LU Law Students Hike 100 Miles for Wounded Warriors

Lynchburg, VA- Two Liberty University Law students are hiking across the state to raise money for something close to their hearts.

Both Mark Finelli and Ryan Adams have dedicated themselves to bettering the lives of wounded warriors. They call the trip the 100 Mile Hump. They're making the journey from Liberty University to Hampden Sydney, and back.

It's the fourth year of the trip, and the second one held in Virginia. It's an effort that raises nearly $12,000 for the Wounded Warrior Project every year.

For Finelli and Adams, it's a time of struggle, reflection, and determination.

"I'll start feeling bad for myself sometime around tomorrow night," said Finelli.

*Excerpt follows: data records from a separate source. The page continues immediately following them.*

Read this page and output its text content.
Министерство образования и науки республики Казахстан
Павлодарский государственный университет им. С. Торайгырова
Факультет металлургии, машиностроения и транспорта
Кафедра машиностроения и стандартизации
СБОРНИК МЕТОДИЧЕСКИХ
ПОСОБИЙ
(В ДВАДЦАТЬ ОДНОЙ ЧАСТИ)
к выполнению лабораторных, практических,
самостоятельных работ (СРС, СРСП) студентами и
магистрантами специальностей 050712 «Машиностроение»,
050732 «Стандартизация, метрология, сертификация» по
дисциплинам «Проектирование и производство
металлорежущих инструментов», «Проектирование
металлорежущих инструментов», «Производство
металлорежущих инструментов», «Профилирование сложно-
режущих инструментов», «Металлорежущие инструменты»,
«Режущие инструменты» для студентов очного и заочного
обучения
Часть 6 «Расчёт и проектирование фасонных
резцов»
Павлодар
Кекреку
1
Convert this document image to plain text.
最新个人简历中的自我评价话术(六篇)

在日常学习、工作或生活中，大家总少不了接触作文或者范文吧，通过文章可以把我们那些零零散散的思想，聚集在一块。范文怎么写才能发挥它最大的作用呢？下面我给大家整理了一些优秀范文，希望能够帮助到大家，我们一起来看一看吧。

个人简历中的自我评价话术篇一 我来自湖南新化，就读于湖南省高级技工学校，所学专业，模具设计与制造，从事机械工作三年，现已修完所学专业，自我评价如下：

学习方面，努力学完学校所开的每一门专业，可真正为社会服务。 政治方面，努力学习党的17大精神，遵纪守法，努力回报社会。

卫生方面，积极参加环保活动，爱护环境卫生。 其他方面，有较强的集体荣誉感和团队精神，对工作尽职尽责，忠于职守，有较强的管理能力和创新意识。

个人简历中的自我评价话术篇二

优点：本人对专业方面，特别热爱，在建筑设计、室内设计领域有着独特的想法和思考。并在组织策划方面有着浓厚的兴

"My rucksack weighs about 90 pounds so for the first seven miles I was thinking about that," said Adams.

"And then I'll say I have two legs, and quit feeling bad for yourself," said Finelli.

Finelli is a survivor of the 9/11 terrorist attack on the World Trade Center. It was an experience that led him to join the Marines.

"Got out of 61 flights of the south tower without a scratch. I joined the Marine Corps, went to Fallujah for six and a half months in the infantry, left without a scratch," said Finelli.

"I will fully admit I have survivor's guilt. From all the things I've been in, not having any kind of scratch or wound at all, nothing. I'm really blessed and at a minimum I can do this."

Finelli started the 100 Mile Hump four years ago. Last year, he made the trip to Hampden Sydney all by himself. This year, he has some company.

"I have to do something to be able to give back. And for me this is the least we could do. And it's not about us, it's about them," said Adams.

Adams is also a second year law student, and a recent member of the Virginia National Guard.

"We're grateful to be able to have two legs to do it. There's a lot of other people that don't have that. And it's a privilege to be able to do something like this. It's an honor."

For both Finelli and Adams, every mile that lies before them, is another chance to give back.

"That's what drives you forward, is knowing that maybe the discomfort you're going through right now will provide a soldier that's been wounded, a better Christmas and a better life," Adams said.

As of Friday evening, Finelli and Adams had raised more than $6,600 for the Wounded Warrior's Project. Their goal for this year's walk is $10,000, but Finelli is hoping to go above and beyond that point.